The web is not the only saving grace in this case for Jean R. Robertson, an associate with Hahn Loeser & Parks. "In order to be an attorney with a regional practice, which is what is happening in the bankruptcy arena, you must utilize e-mail. I could not have accomplished as much as I have without using this amazing tool," Robertson said. "The clear majority of the documents filed in this case have traveled between cities with the click of a button. We have saved the debtors' estate an unquantifiable amount of money in telephone costs, paper, postage, delivery and, most important of all, time."
Hahn Loeser & Parks is already preparing itself for the future of federal practice. Robertson said that employees of the firm have recently attended electronic filing seminars in the Cleveland area. "We are looking forward to, and are excited about, the prospect of having electronic filing in the Northern District of Ohio. We want to be ready."
That future brings with it some ideas that will boggle the minds of those unwilling to change. "E-filing is a reality," said Phil Ytterberg, National Market Development manager for West Group's WestFile. "Viable systems will become readily available within the next two years. A nationwide system, accessible to all courts for anyone who wants to file something, will take five to 10 years to mature, although with the appropriate customer service, training, support and product integration, it could be much sooner."
To prepare for today's reality and tomorrow's future, Poorman-Douglas Corp. has created a claims processing and reconciliation system that is available through the Internet. The system allows the debtor, debtor's counsel and the court instant access to the claim and schedule information, and offers the ability to prepare customized reports. More importantly, it provides a secure database to the debtor and debtor's counsel for reconciliation. All the reconciliation requirements can be done without affecting the claim information that is required by the court.

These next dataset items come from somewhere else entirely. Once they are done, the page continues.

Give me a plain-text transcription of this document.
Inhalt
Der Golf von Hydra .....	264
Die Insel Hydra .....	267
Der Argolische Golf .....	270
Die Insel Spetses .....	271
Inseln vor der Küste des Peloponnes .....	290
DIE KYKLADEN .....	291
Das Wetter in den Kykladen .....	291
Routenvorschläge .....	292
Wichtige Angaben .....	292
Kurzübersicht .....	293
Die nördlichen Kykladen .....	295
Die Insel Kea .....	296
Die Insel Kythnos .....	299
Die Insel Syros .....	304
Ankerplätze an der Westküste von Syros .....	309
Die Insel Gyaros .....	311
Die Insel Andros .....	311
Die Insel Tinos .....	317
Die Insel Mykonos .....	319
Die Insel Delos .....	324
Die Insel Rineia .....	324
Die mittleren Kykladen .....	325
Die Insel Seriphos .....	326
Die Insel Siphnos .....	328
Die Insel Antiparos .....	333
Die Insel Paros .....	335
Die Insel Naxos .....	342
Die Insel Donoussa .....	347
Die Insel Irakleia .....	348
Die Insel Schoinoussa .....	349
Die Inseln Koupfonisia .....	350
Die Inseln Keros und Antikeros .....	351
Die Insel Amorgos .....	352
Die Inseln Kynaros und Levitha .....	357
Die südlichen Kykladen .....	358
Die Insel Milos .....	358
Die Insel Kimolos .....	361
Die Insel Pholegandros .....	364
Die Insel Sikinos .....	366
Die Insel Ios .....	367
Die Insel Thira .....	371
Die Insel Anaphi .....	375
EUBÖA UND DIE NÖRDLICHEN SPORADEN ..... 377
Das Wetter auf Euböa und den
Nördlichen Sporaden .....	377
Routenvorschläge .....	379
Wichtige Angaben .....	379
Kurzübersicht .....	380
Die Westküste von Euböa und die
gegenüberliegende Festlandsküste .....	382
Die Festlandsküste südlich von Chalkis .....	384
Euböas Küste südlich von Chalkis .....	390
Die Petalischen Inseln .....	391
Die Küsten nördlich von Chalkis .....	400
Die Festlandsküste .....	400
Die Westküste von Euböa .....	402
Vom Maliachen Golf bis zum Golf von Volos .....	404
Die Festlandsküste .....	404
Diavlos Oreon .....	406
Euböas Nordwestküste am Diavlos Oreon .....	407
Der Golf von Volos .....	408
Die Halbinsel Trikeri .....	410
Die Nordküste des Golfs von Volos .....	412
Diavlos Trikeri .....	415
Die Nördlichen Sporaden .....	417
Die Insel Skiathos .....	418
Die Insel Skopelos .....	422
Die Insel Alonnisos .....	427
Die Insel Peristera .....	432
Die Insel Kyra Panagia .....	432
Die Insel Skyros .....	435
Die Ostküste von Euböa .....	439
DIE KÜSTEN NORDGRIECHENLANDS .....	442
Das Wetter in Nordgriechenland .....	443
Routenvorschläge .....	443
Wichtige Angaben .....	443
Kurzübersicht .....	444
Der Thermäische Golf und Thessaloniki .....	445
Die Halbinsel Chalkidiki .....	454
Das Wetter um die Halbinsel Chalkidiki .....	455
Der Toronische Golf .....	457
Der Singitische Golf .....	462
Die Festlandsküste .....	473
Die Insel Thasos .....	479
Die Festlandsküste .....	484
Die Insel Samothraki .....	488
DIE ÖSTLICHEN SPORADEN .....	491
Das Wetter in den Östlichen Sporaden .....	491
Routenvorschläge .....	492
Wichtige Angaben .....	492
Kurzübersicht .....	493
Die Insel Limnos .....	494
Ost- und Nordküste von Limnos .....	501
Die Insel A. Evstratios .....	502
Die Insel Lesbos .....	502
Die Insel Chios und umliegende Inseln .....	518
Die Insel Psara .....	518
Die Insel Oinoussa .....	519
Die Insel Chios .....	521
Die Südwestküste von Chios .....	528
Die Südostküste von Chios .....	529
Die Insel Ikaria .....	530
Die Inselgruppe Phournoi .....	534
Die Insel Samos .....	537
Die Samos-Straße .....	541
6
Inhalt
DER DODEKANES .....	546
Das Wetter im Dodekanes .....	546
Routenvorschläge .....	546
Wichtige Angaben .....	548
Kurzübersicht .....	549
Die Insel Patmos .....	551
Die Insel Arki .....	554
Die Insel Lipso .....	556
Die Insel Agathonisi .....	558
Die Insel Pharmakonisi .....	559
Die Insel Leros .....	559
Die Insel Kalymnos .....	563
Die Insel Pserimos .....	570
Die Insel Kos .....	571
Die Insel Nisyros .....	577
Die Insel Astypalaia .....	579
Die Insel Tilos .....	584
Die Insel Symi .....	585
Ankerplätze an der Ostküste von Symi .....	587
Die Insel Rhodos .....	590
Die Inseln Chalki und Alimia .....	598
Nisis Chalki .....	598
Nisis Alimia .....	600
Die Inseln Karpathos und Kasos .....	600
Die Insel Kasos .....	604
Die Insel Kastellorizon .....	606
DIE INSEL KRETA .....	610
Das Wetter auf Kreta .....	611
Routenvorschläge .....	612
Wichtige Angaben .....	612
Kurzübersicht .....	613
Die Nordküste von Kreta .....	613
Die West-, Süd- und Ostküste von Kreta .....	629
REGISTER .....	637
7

This system has been designed with the future in mind. "This is just the beginning of what will someday be a common workflow system," says Eric Sterling, one of the system's creators. "One day, very soon, we will be replacing PDF documents with XML (Extensible Market Language) documents. XML is essentially a language that creates intelligent documents that can do the work for you." Simply put (if any of this technology could ever be considered simple), an attorney could file an objection to a claim indicating that claim number 123 should be expunged. When the judge signs that order, the signed document actually speaks to the claims database and expunges the claim. It is incredible, but actually possible.
Technology is both frightening and exciting. It has changed and will continue to change the way that the legal profession conducts business. We will be faster, more proficient and streamlined. More importantly, I may once again see my beautiful desk.